A three-and-a-half-minute video clip in which vocalist Alissa White-Gluz of Montreal, Quebec, Canada-based melodic death metallers THE AGONIST talks about the band’s just-released third studio album, “Prisoners”, can be seen below.
Alissa has also posted the following message on Facebook:
“Here’s a little insider info just to clarify, since a lot of people don’t understand how the industry now works. We would feel bad divulging this kind of info and shattering the dream, but a lot of metal musicians seem to be doing it nowadays so I think we’re ok to do so as well.
“Why are we asking you to buy the album? We don’t see money from album sales. We have never seen a single royalty penny. But, if your band is known to sell a lot of albums, especially in the first week of release, you get more offers for tours, therefore making it more possible to play to more fans.
“Ticket money: As an opener, we do not see any money from ticket sales or have any control over ticket price.
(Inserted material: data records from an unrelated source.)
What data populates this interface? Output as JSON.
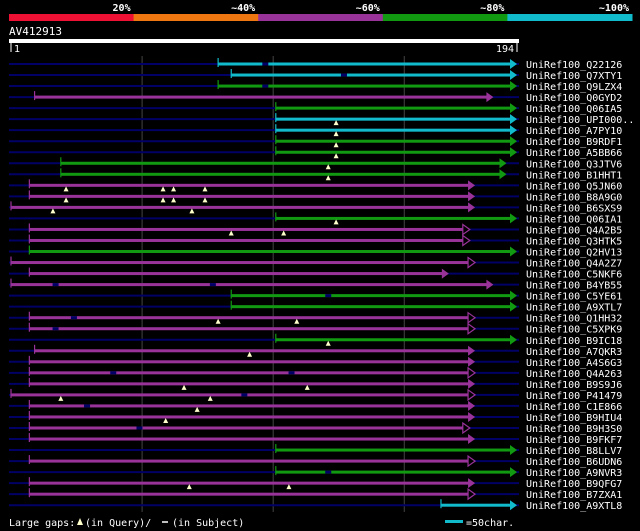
{
  "colors": {
    "background": "#000000",
    "text": "#ffffff",
    "track": "#000066",
    "gridline": "#444444",
    "gap_mark": "#ffffcc",
    "sim_20": "#ee1133",
    "sim_40": "#ee7711",
    "sim_60": "#993399",
    "sim_80": "#119911",
    "sim_100": "#11bbcc"
  },
  "legend": {
    "similarity_labels": [
      "20%",
      "~40%",
      "~60%",
      "~80%",
      "~100%"
    ]
  },
  "query": {
    "id": "AV412913",
    "start_label": "1",
    "end_label": "194",
    "length": 194
  },
  "footer": {
    "large_gaps_label": "Large gaps:",
    "query_gap_text": "(in Query)/",
    "subject_gap_text": "(in Subject)",
    "scale_text": "=50char."
  },
  "hits": [
    {
      "name": "UniRef100_Q22126",
      "start": 80,
      "end": 194,
      "sim": "100",
      "arrow": "filled",
      "gaps_q": [],
      "gaps_s": [
        98
      ]
    },
    {
      "name": "UniRef100_Q7XTY1",
      "start": 85,
      "end": 194,
      "sim": "100",
      "arrow": "filled",
      "gaps_q": [],
      "gaps_s": [
        128
      ]
    },
    {
      "name": "UniRef100_Q9LZX4",
      "start": 80,
      "end": 194,
      "sim": "80",
      "arrow": "filled",
      "gaps_q": [],
      "gaps_s": [
        98
      ]
    },
    {
      "name": "UniRef100_Q0GYD2",
      "start": 10,
      "end": 185,
      "sim": "60",
      "arrow": "filled",
      "gaps_q": [],
      "gaps_s": []
    },
    {
      "name": "UniRef100_Q06IA5",
      "start": 102,
      "end": 194,
      "sim": "80",
      "arrow": "filled",
      "gaps_q": [],
      "gaps_s": []
    },
    {
      "name": "UniRef100_UPI000..",
      "start": 102,
      "end": 194,
      "sim": "100",
      "arrow": "filled",
      "gaps_q": [
        125
      ],
      "gaps_s": []
    },
    {
      "name": "UniRef100_A7PY10",
      "start": 102,
      "end": 194,
      "sim": "100",
      "arrow": "filled",
      "gaps_q": [
        125
      ],
      "gaps_s": []
    },
    {
      "name": "UniRef100_B9RDF1",
      "start": 102,
      "end": 194,
      "sim": "80",
      "arrow": "filled",
      "gaps_q": [
        125
      ],
      "gaps_s": []
    },
    {
      "name": "UniRef100_A5BB66",
      "start": 102,
      "end": 194,
      "sim": "80",
      "arrow": "filled",
      "gaps_q": [
        125
      ],
      "gaps_s": []
    },
    {
      "name": "UniRef100_Q3JTV6",
      "start": 20,
      "end": 190,
      "sim": "80",
      "arrow": "filled",
      "gaps_q": [
        122
      ],
      "gaps_s": []
    },
    {
      "name": "UniRef100_B1HHT1",
      "start": 20,
      "end": 190,
      "sim": "80",
      "arrow": "filled",
      "gaps_q": [
        122
      ],
      "gaps_s": []
    },
    {
      "name": "UniRef100_Q5JN60",
      "start": 8,
      "end": 178,
      "sim": "60",
      "arrow": "filled",
      "gaps_q": [
        22,
        59,
        63,
        75
      ],
      "gaps_s": []
    },
    {
      "name": "UniRef100_B8A9G0",
      "start": 8,
      "end": 178,
      "sim": "60",
      "arrow": "filled",
      "gaps_q": [
        22,
        59,
        63,
        75
      ],
      "gaps_s": []
    },
    {
      "name": "UniRef100_B6SXS9",
      "start": 1,
      "end": 178,
      "sim": "60",
      "arrow": "filled",
      "gaps_q": [
        17,
        70
      ],
      "gaps_s": []
    },
    {
      "name": "UniRef100_Q06IA1",
      "start": 102,
      "end": 194,
      "sim": "80",
      "arrow": "filled",
      "gaps_q": [
        125
      ],
      "gaps_s": []
    },
    {
      "name": "UniRef100_Q4A2B5",
      "start": 8,
      "end": 176,
      "sim": "60",
      "arrow": "open",
      "gaps_q": [
        85,
        105
      ],
      "gaps_s": []
    },
    {
      "name": "UniRef100_Q3HTK5",
      "start": 8,
      "end": 176,
      "sim": "60",
      "arrow": "open",
      "gaps_q": [],
      "gaps_s": []
    },
    {
      "name": "UniRef100_Q2HV13",
      "start": 8,
      "end": 194,
      "sim": "80",
      "arrow": "filled",
      "gaps_q": [],
      "gaps_s": []
    },
    {
      "name": "UniRef100_Q4A2Z7",
      "start": 1,
      "end": 178,
      "sim": "60",
      "arrow": "open",
      "gaps_q": [],
      "gaps_s": []
    },
    {
      "name": "UniRef100_C5NKF6",
      "start": 8,
      "end": 168,
      "sim": "60",
      "arrow": "filled",
      "gaps_q": [],
      "gaps_s": []
    },
    {
      "name": "UniRef100_B4YB55",
      "start": 1,
      "end": 185,
      "sim": "60",
      "arrow": "filled",
      "gaps_q": [],
      "gaps_s": [
        18,
        78
      ]
    },
    {
      "name": "UniRef100_C5YE61",
      "start": 85,
      "end": 194,
      "sim": "80",
      "arrow": "filled",
      "gaps_q": [],
      "gaps_s": [
        122
      ]
    },
    {
      "name": "UniRef100_A9XTL7",
      "start": 85,
      "end": 194,
      "sim": "80",
      "arrow": "filled",
      "gaps_q": [],
      "gaps_s": []
    },
    {
      "name": "UniRef100_Q1HH32",
      "start": 8,
      "end": 178,
      "sim": "60",
      "arrow": "open",
      "gaps_q": [
        80,
        110
      ],
      "gaps_s": [
        25
      ]
    },
    {
      "name": "UniRef100_C5XPK9",
      "start": 8,
      "end": 178,
      "sim": "60",
      "arrow": "open",
      "gaps_q": [],
      "gaps_s": [
        18
      ]
    },
    {
      "name": "UniRef100_B9IC18",
      "start": 102,
      "end": 194,
      "sim": "80",
      "arrow": "filled",
      "gaps_q": [
        122
      ],
      "gaps_s": []
    },
    {
      "name": "UniRef100_A7QKR3",
      "start": 10,
      "end": 178,
      "sim": "60",
      "arrow": "filled",
      "gaps_q": [
        92
      ],
      "gaps_s": []
    },
    {
      "name": "UniRef100_A4S6G3",
      "start": 8,
      "end": 178,
      "sim": "60",
      "arrow": "filled",
      "gaps_q": [],
      "gaps_s": []
    },
    {
      "name": "UniRef100_Q4A263",
      "start": 8,
      "end": 178,
      "sim": "60",
      "arrow": "open",
      "gaps_q": [],
      "gaps_s": [
        40,
        108
      ]
    },
    {
      "name": "UniRef100_B9S9J6",
      "start": 8,
      "end": 178,
      "sim": "60",
      "arrow": "filled",
      "gaps_q": [
        67,
        114
      ],
      "gaps_s": []
    },
    {
      "name": "UniRef100_P41479",
      "start": 1,
      "end": 178,
      "sim": "60",
      "arrow": "open",
      "gaps_q": [
        20,
        77
      ],
      "gaps_s": [
        90
      ]
    },
    {
      "name": "UniRef100_C1E866",
      "start": 8,
      "end": 178,
      "sim": "60",
      "arrow": "filled",
      "gaps_q": [
        72
      ],
      "gaps_s": [
        30
      ]
    },
    {
      "name": "UniRef100_B9HIU4",
      "start": 8,
      "end": 178,
      "sim": "60",
      "arrow": "filled",
      "gaps_q": [
        60
      ],
      "gaps_s": []
    },
    {
      "name": "UniRef100_B9H3S0",
      "start": 8,
      "end": 176,
      "sim": "60",
      "arrow": "open",
      "gaps_q": [],
      "gaps_s": [
        50
      ]
    },
    {
      "name": "UniRef100_B9FKF7",
      "start": 8,
      "end": 178,
      "sim": "60",
      "arrow": "filled",
      "gaps_q": [],
      "gaps_s": []
    },
    {
      "name": "UniRef100_B8LLV7",
      "start": 102,
      "end": 194,
      "sim": "80",
      "arrow": "filled",
      "gaps_q": [],
      "gaps_s": []
    },
    {
      "name": "UniRef100_B6UDN6",
      "start": 8,
      "end": 178,
      "sim": "60",
      "arrow": "open",
      "gaps_q": [],
      "gaps_s": []
    },
    {
      "name": "UniRef100_A9NVR3",
      "start": 102,
      "end": 194,
      "sim": "80",
      "arrow": "filled",
      "gaps_q": [],
      "gaps_s": [
        122
      ]
    },
    {
      "name": "UniRef100_B9QFG7",
      "start": 8,
      "end": 178,
      "sim": "60",
      "arrow": "filled",
      "gaps_q": [
        69,
        107
      ],
      "gaps_s": []
    },
    {
      "name": "UniRef100_B7ZXA1",
      "start": 8,
      "end": 178,
      "sim": "60",
      "arrow": "open",
      "gaps_q": [],
      "gaps_s": []
    },
    {
      "name": "UniRef100_A9XTL8",
      "start": 165,
      "end": 194,
      "sim": "100",
      "arrow": "filled",
      "gaps_q": [],
      "gaps_s": []
    }
  ]
}
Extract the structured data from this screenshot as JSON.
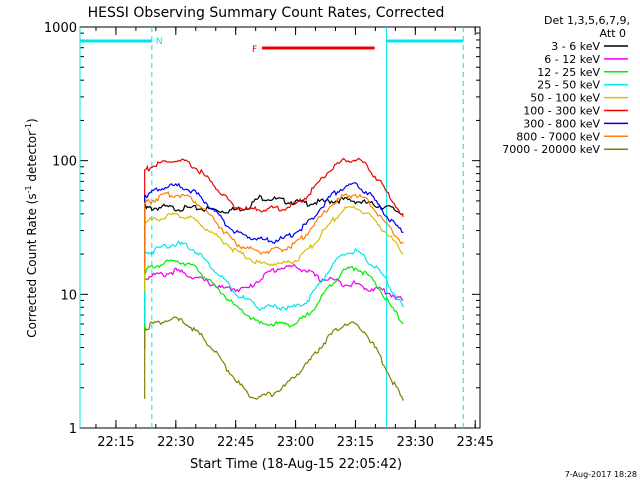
{
  "chart_data": {
    "type": "line",
    "title": "HESSI Observing Summary Count Rates, Corrected",
    "xlabel": "Start Time (18-Aug-15 22:05:42)",
    "ylabel_main": "Corrected Count Rate (s",
    "ylabel_sup1": "-1",
    "ylabel_mid": " detector",
    "ylabel_sup2": "-1",
    "ylabel_end": ")",
    "y_scale": "log",
    "ylim": [
      1,
      1000
    ],
    "xlim_minutes": [
      22.1,
      23.77
    ],
    "x_ticks": [
      {
        "t": 22.25,
        "label": "22:15"
      },
      {
        "t": 22.5,
        "label": "22:30"
      },
      {
        "t": 22.75,
        "label": "22:45"
      },
      {
        "t": 23.0,
        "label": "23:00"
      },
      {
        "t": 23.25,
        "label": "23:15"
      },
      {
        "t": 23.5,
        "label": "23:30"
      },
      {
        "t": 23.75,
        "label": "23:45"
      }
    ],
    "y_ticks": [
      {
        "v": 1,
        "label": "1"
      },
      {
        "v": 10,
        "label": "10"
      },
      {
        "v": 100,
        "label": "100"
      },
      {
        "v": 1000,
        "label": "1000"
      }
    ],
    "legend_header": [
      "Det 1,3,5,6,7,9,",
      "Att 0"
    ],
    "legend_position": "right",
    "attenuator_bars": [
      {
        "label": "N",
        "from": 22.1,
        "to": 22.4,
        "color": "#00e5ee"
      },
      {
        "label": "",
        "from": 23.38,
        "to": 23.7,
        "color": "#00e5ee"
      }
    ],
    "flare_bar": {
      "label": "F",
      "from": 22.86,
      "to": 23.33,
      "color": "#ee0000"
    },
    "vlines": [
      {
        "t": 22.1,
        "style": "solid",
        "color": "#00e5ee"
      },
      {
        "t": 22.4,
        "style": "dashed",
        "color": "#00e5ee"
      },
      {
        "t": 23.38,
        "style": "solid",
        "color": "#00e5ee"
      },
      {
        "t": 23.7,
        "style": "dashed",
        "color": "#00e5ee"
      }
    ],
    "x": [
      22.37,
      22.4,
      22.45,
      22.5,
      22.55,
      22.6,
      22.65,
      22.7,
      22.75,
      22.8,
      22.85,
      22.9,
      22.95,
      23.0,
      23.05,
      23.1,
      23.15,
      23.2,
      23.25,
      23.3,
      23.35,
      23.4,
      23.45
    ],
    "series": [
      {
        "name": "3 - 6 keV",
        "color": "#000000",
        "values": [
          44,
          44,
          45,
          44,
          44,
          44,
          43,
          42,
          43,
          45,
          53,
          52,
          50,
          49,
          48,
          49,
          50,
          51,
          50,
          48,
          46,
          44,
          40
        ]
      },
      {
        "name": "6 - 12 keV",
        "color": "#ee00ee",
        "values": [
          13,
          14,
          14,
          15,
          14,
          13,
          12,
          11,
          11,
          11,
          13,
          15,
          16,
          16,
          15,
          13,
          13,
          12,
          12,
          11,
          11,
          10,
          9
        ]
      },
      {
        "name": "12 - 25 keV",
        "color": "#00ee00",
        "values": [
          15,
          16,
          17,
          18,
          17,
          15,
          12,
          10,
          8,
          7,
          6,
          6,
          6,
          6,
          7,
          9,
          12,
          15,
          16,
          14,
          11,
          8,
          6
        ]
      },
      {
        "name": "25 - 50 keV",
        "color": "#00e5ee",
        "values": [
          20,
          21,
          23,
          24,
          23,
          20,
          16,
          13,
          10,
          9,
          8,
          8,
          8,
          8,
          9,
          12,
          16,
          20,
          21,
          18,
          15,
          11,
          8
        ]
      },
      {
        "name": "50 - 100 keV",
        "color": "#d8c000",
        "values": [
          35,
          36,
          38,
          39,
          38,
          34,
          29,
          25,
          21,
          19,
          17,
          17,
          17,
          18,
          21,
          27,
          35,
          43,
          45,
          40,
          33,
          26,
          20
        ]
      },
      {
        "name": "100 - 300 keV",
        "color": "#ee0000",
        "values": [
          85,
          90,
          97,
          100,
          96,
          84,
          68,
          55,
          45,
          43,
          43,
          44,
          44,
          47,
          55,
          70,
          88,
          100,
          103,
          90,
          70,
          52,
          38
        ]
      },
      {
        "name": "300 - 800 keV",
        "color": "#0000ee",
        "values": [
          55,
          58,
          63,
          65,
          62,
          54,
          44,
          35,
          29,
          27,
          26,
          25,
          26,
          29,
          34,
          43,
          55,
          64,
          66,
          58,
          46,
          35,
          29
        ]
      },
      {
        "name": "800 - 7000 keV",
        "color": "#ff7f00",
        "values": [
          48,
          50,
          55,
          56,
          54,
          47,
          38,
          30,
          24,
          22,
          21,
          21,
          22,
          24,
          29,
          37,
          47,
          54,
          56,
          50,
          39,
          30,
          24
        ]
      },
      {
        "name": "7000 - 20000 keV",
        "color": "#808000",
        "values": [
          5.5,
          6,
          6.3,
          6.5,
          6,
          5,
          4,
          3,
          2.3,
          1.8,
          1.7,
          1.8,
          2,
          2.5,
          3,
          4,
          5,
          6,
          6,
          5,
          3.5,
          2.3,
          1.6
        ]
      }
    ]
  },
  "footer": {
    "date_stamp": "7-Aug-2017 18:28"
  }
}
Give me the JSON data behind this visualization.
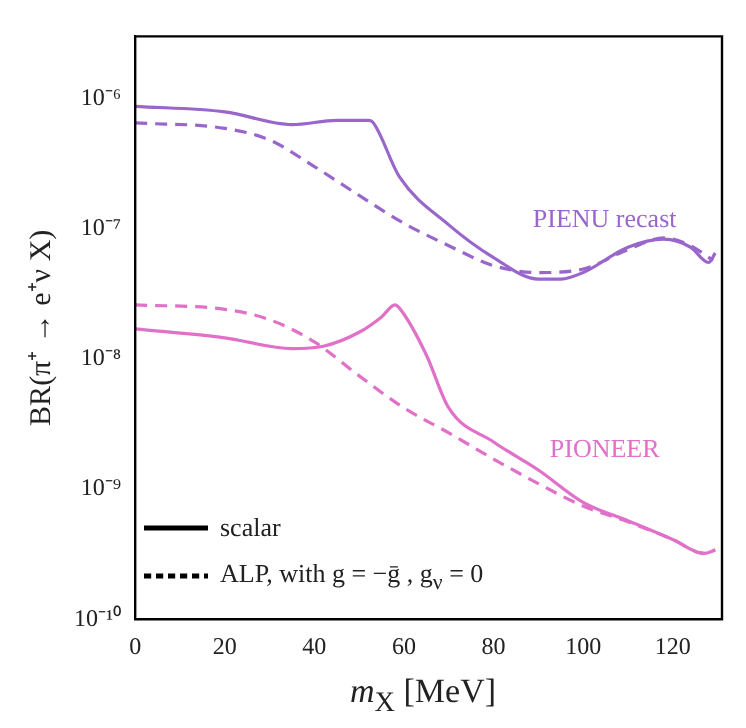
{
  "chart_data": {
    "type": "line",
    "xlabel": "m$_{X}$  [MeV]",
    "ylabel": "BR(π⁺ → e⁺ν X)",
    "log": "y",
    "grid": false,
    "marker": "none",
    "xlim": [
      0,
      131
    ],
    "xticks": [
      0,
      20,
      40,
      60,
      80,
      100,
      120
    ],
    "ylim": [
      1e-10,
      3e-06
    ],
    "yticks": [
      {
        "value": 1e-10,
        "label": "10⁻¹⁰"
      },
      {
        "value": 1e-09,
        "label": "10⁻⁹"
      },
      {
        "value": 1e-08,
        "label": "10⁻⁸"
      },
      {
        "value": 1e-07,
        "label": "10⁻⁷"
      },
      {
        "value": 1e-06,
        "label": "10⁻⁶"
      }
    ],
    "series": [
      {
        "name": "PIENU recast",
        "color": "#9966cc",
        "line_style": "solid",
        "x": [
          0,
          20,
          35,
          45,
          52,
          53,
          59,
          70,
          80,
          90,
          95,
          100,
          110,
          118,
          124,
          128,
          129.5
        ],
        "values": [
          8.7e-07,
          7.9e-07,
          6.3e-07,
          6.8e-07,
          6.8e-07,
          6.6e-07,
          2.5e-07,
          1.07e-07,
          6e-08,
          4.1e-08,
          4.1e-08,
          4.6e-08,
          7.2e-08,
          8.3e-08,
          7.2e-08,
          5.5e-08,
          6.5e-08
        ]
      },
      {
        "color": "#9966cc",
        "line_style": "dashed",
        "x": [
          0,
          20,
          30,
          40,
          50,
          60,
          70,
          80,
          90,
          100,
          110,
          118,
          124,
          129
        ],
        "values": [
          6.5e-07,
          5.9e-07,
          4.8e-07,
          3e-07,
          1.8e-07,
          1.1e-07,
          7.4e-08,
          5.2e-08,
          4.6e-08,
          4.9e-08,
          6.9e-08,
          8.5e-08,
          7.4e-08,
          5.7e-08
        ]
      },
      {
        "name": "PIONEER",
        "color": "#e070c8",
        "line_style": "solid",
        "x": [
          0,
          20,
          35,
          42,
          50,
          55,
          58,
          60,
          65,
          70,
          80,
          90,
          100,
          110,
          120,
          127,
          129.5
        ],
        "values": [
          1.7e-08,
          1.45e-08,
          1.2e-08,
          1.25e-08,
          1.6e-08,
          2.1e-08,
          2.6e-08,
          2.2e-08,
          1.07e-08,
          4.2e-09,
          2.3e-09,
          1.4e-09,
          7.9e-10,
          5.7e-10,
          4.1e-10,
          3.2e-10,
          3.4e-10
        ]
      },
      {
        "color": "#e070c8",
        "line_style": "dashed",
        "x": [
          0,
          20,
          30,
          40,
          50,
          60,
          70,
          80,
          90,
          100,
          110,
          120,
          127,
          129.5
        ],
        "values": [
          2.6e-08,
          2.4e-08,
          2e-08,
          1.35e-08,
          7.4e-09,
          4.2e-09,
          2.7e-09,
          1.7e-09,
          1.1e-09,
          7.4e-10,
          5.6e-10,
          4.1e-10,
          3.2e-10,
          3.4e-10
        ]
      }
    ],
    "annotations": [
      "scalar",
      "ALP,  with g = −ḡ ,  g$_{ν}$ = 0"
    ]
  }
}
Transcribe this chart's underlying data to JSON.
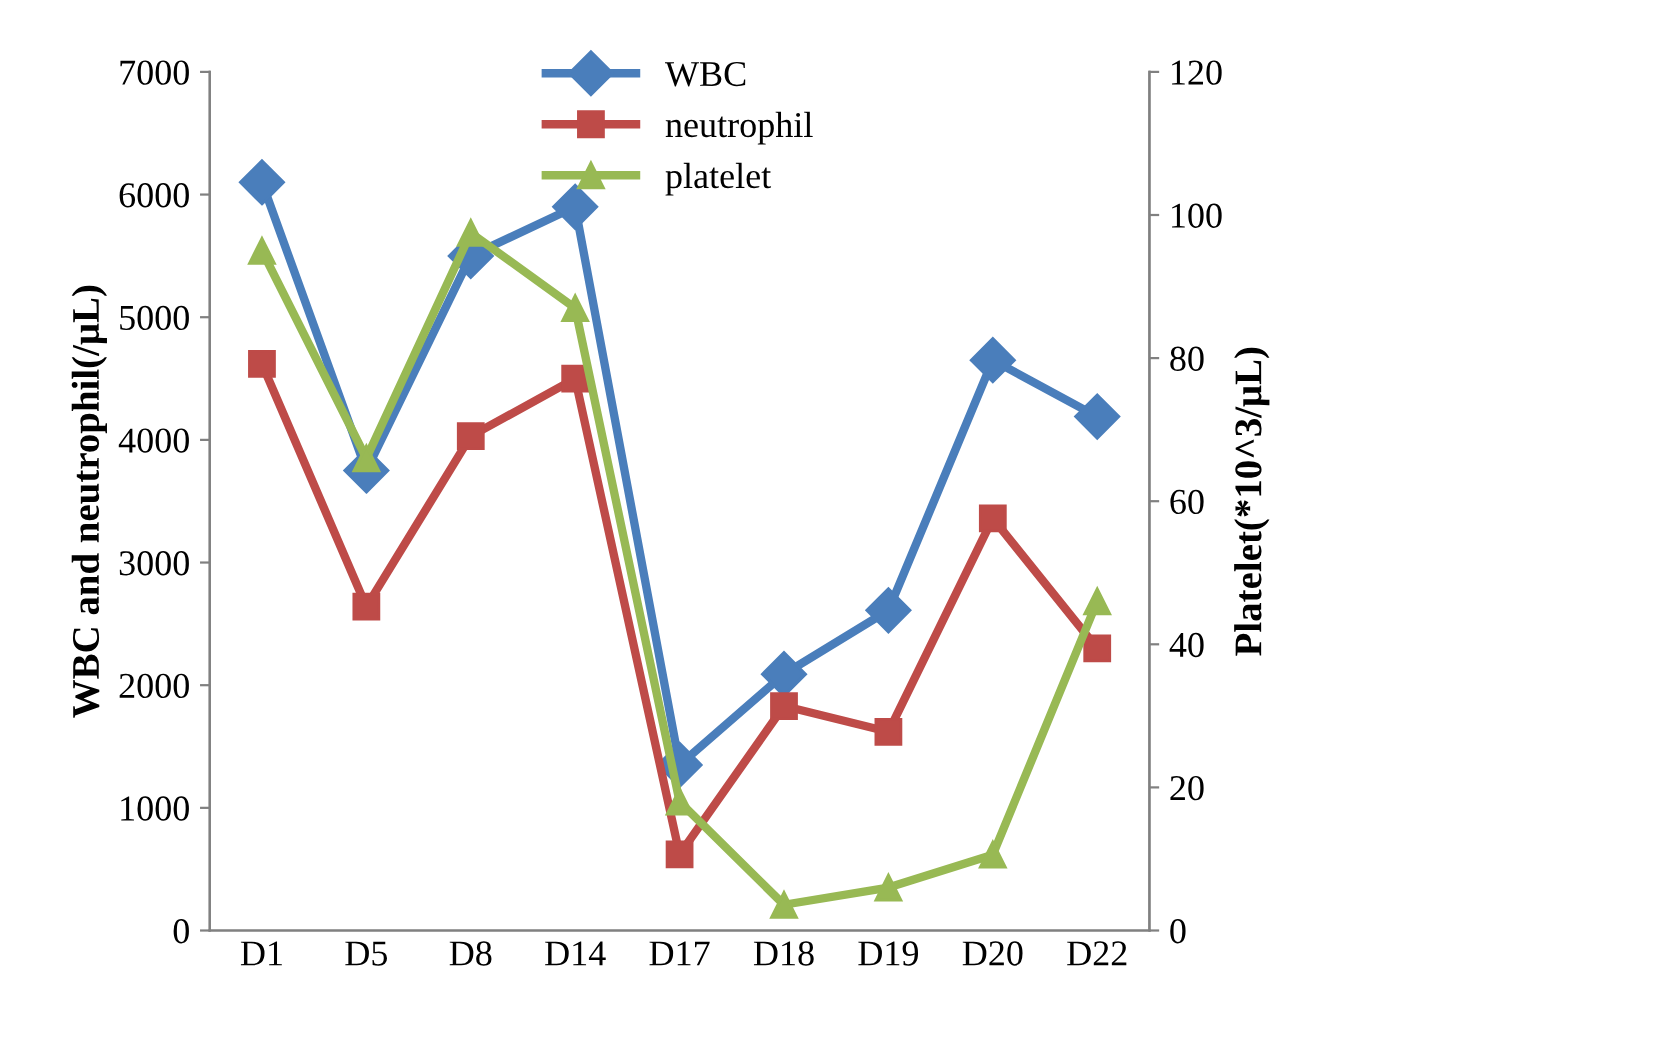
{
  "chart_data": {
    "type": "line",
    "categories": [
      "D1",
      "D5",
      "D8",
      "D14",
      "D17",
      "D18",
      "D19",
      "D20",
      "D22"
    ],
    "ylabel": "WBC and neutrophil(/μL)",
    "y2label": "Platelet(*10^3/μL)",
    "ylim": [
      0,
      7000
    ],
    "yticks": [
      0,
      1000,
      2000,
      3000,
      4000,
      5000,
      6000,
      7000
    ],
    "y2lim": [
      0,
      120
    ],
    "y2ticks": [
      0,
      20,
      40,
      60,
      80,
      100,
      120
    ],
    "grid": false,
    "legend": "top",
    "line_style": "solid",
    "series": [
      {
        "name": "WBC",
        "color": "#4a7ebb",
        "marker": "diamond",
        "values": [
          6100,
          3750,
          5500,
          5900,
          1350,
          2090,
          2610,
          4650,
          4190
        ]
      },
      {
        "name": "neutrophil",
        "color": "#be4b48",
        "marker": "square",
        "values": [
          4620,
          2640,
          4030,
          4500,
          620,
          1830,
          1620,
          3360,
          2300
        ]
      },
      {
        "name": "platelet",
        "color": "#98b954",
        "marker": "triangle",
        "axis": "y2",
        "values": [
          95,
          66,
          97.5,
          87,
          18,
          3.6,
          6,
          10.6,
          46
        ]
      }
    ]
  }
}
As a headliner we rarely see any money from ticket sales as well.
“YouTube: If you think we are making money off of YouTube plays, check out whose channel our videos are on (Hint: It ain’t our channel!) Again, we’ve never seen a penny from YouTube plays.
“Merch/CD sales: To get our albums shipped out to us, we need to pay about $10. We sell them for $15. Venue takes about 15% usually, manager takes 10%. Therefore, we are left with about $1.25 profit per CD. T-shirts, they cost about $10 to create and ship, we sell them for $20; again, you can do the math. So we have a few dollars profit per item sold, but about $200-$300 in gas per show, plus the expense of work visas (about $4000 for the USA), vehicle and trailer leasing, and all the other expenses that go into touring.
“We sleep in the van, don’t eat, don’t get to bathe. We hire no crew. We get maybe $20 or $30 a day to get food or save up to pay rent. We invested years of our lives into this and some had to take time off work to record this album. And this is not just our band. We can safely say that this applies to every opening metal act we have ever toured with.
“Sorry to shatter the rock-star fantasy, but the truth is we all work 9-5 as soon as we get home from tour, if our jobs are gracious enough to allow us to leave and return. Otherwise we scramble to find even the most menial jobs just to cover our bills in between tours.
“So — taking our project without paying for it is STEALING. But if you repay us by spreading the word about the band, getting your friends to come out to our shows, buying our merch, giving us a place to stay or some other form of support, you’ve paid us back. Nobody wants to go to work and not get their salary, but bands do it ALL THE TIME. So, have some respect for the work they do and support in whatever way you can.
“Hope that clarified everything! Enjoy ‘Prisoners’!”
“Prisoners”, was released on June 4 in Europe and June 5 in North America via Century Media Records. The CD was produced by Christian Donaldson (CRYPTOPSY) and mixed by Tue Madsen (THE HAUNTED, DARK TRANQUILLITY, SUICIDE SILENCE) and it “picks right up where 2009’s ‘Lullabies For The Dormant Mind’ left off, with soaring melodies over complex metal passages that fans of thinking-man’s metal can appreciate,” according to a press release.
In regards to the album artwork, Alissa White-Gluz states: “We wanted to really include a chaotic visual to reflect the chaotic sound of the band, but we also wanted to show that the lyrics on this album are a lot more introverted…The human face was left non-descript on purpose — it doesn’t belong to any particular person, but we could call him the Lonely Solipsist.”
“Prisoners” track listing:
01. You’re Coming With Me
02. The Escape
03. Predator & Prayer
04. Anxious Darwinians
07. Lonely Solipsist
08. Dead Ocean
09. The Mass Of The Earth
10. Everybody Wants You (Dead)
11. Revenge Of The Dadaists
In a recent interview with MetalConcerts.net, Alissa White-Gluz stated about the musical direction of the follow-up to 2009’s “Lullabies For A Dormant Mind”, “I wouldn’t say it’s heavier or more melodic. I think it sounds more mature. It has the same sort of schizophrenic side that ‘Lullabies’ has, but it also has some other I guess what you would call classic influences. Like, there’s some PANTERA influence, there’s some RADIOHEAD influence. I mean, there’s a lot of influences that we didn’t really have before.